MILENA GIERKE crediti Martin Schoeller

Film director and writer Ali Khamrayev was born in Tashkent (Uzbekistan, former USSR) in 1937. He attended the Gerasimov Institute of Cinematography (VGIK) and was given the Meritorious Artist Award of the Uzbek SSR in 1969. Many of Khamrayev films deal with the civil war and the Basmachi rebellion, including The Extraordinary Commissar / Crezvycajnyj komissar (1970) and The Seventh Bullet / Sed’maja pulja (1972). Other unmissable titles of the director, who now lives in Italy, are The Man Who Loves the Birds / Celovek uchodit za pticami (1975), Without Fear / Bez stracha (1971), Triptych / Triptich (1979), the documentary The Garden of Desires / Sad želanij (1987), and Bo Ba Bu (1998).

Olga Strada

With this tribute to the Uzbekistani film director Ali Khamrayev, the Pesaro Film Festival intends to introduce a lesser-known chapter of the cultural history of a country, Uzbekistan, whose film industry is in fact considered one with that of the Soviet Union. On the other hand, the development of Uzbek cinema mirrors the historical processes of Russia in its distinct phases. Just like the other national film industries of the large organism that was the USSR, Uzbek cinema had a strong expressive identity. Its evolution can be divided into three periods: early 20th century up to the mid-twenties (concomitantly with the modernisation that affected this area of Central Asia as a consequence of Imperial Russia’s colonial politics); from the mid-twenties to 1980 (when a national production company was established in the country: Uzbekfil’m, as it was renamed in 1936, and a specific film language was formed and strengthened); and the last and current period, counting from 1991 after the ‘decolonialisation’ of Russia.
The earliest phase can be distinguished for the immediate success of the Lumière brothers’ invention, followed by the opening of several movie theatres as well as international productions in Tashkent (during the 1910’s, the film operator Félix Mesguich visited those countries and described his impressions in his memoirs Tours de manivelle).

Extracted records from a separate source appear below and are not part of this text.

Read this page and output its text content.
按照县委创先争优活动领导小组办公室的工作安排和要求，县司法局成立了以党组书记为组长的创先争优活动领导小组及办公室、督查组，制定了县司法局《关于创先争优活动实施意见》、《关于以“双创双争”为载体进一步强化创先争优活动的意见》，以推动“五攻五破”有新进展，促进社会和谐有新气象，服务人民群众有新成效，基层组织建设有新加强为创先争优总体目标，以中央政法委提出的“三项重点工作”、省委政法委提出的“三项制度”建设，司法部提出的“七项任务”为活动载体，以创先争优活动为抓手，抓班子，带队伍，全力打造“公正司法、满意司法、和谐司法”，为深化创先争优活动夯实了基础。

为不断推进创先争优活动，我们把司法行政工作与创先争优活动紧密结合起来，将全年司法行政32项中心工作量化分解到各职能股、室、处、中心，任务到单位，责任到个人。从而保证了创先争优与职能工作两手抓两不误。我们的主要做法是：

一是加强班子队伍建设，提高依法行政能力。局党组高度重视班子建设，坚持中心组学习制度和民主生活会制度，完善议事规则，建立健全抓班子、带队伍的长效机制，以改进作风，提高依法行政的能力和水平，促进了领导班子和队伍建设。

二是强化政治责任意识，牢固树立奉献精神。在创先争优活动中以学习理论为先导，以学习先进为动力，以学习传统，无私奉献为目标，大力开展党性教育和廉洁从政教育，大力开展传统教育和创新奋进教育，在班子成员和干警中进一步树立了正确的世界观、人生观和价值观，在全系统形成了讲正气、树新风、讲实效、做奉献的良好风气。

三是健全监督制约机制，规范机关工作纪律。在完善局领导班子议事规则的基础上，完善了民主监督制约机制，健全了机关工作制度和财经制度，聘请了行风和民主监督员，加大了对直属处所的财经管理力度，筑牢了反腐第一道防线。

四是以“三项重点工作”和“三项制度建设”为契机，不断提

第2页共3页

Among the earliest founders of Uzbek cinema, mention should be made of Khudaibergen Devanov, who was to become a victim to Stalin’s purges along with other film directors. By the mid-thirties, a film language was now formed which presented marked identity signs, both formal and conceptual, found in the films of Nabi Ganiev, Suleiman Khodjaev, and Ergash Khamrayev (an actor and father of Ali Khamrayev). Many of their works were branded by the central power as “misbegotten,” non-compliant with the dominant narrative. During the WWII years, Tashkent became a significant film hub, in that several important film directors moved from Moscow, Leningrad, and other socialist Republics to the Uzbek capital. Over those years, film production increased in a context of diminished ideological pressure, as many films revolved around historical national themes. In this context, then rehabilitated Nabi Ganiev’s Tohir and Zuhra (Takhir i Zukhra, 1945) is now considered a classic of Uzbek cinema.
A sort of poetic realism runs throughout the sophisticated and cultured film language of Ali Khamrayev, whose works depart from episodes of Soviet history and expose its absurd distortions (Triptych, 1979). The film included in the Festival’s programme, White, White Storks (1966), deals with a still burning topic in the countries of Central Asia as it is connected with women’s self-determination. A close friend of Michelangelo Antonioni and Tonino Guerra, Khamrayev says that his films “have always stood out for human dignity, something for which I often suffered, and still do.”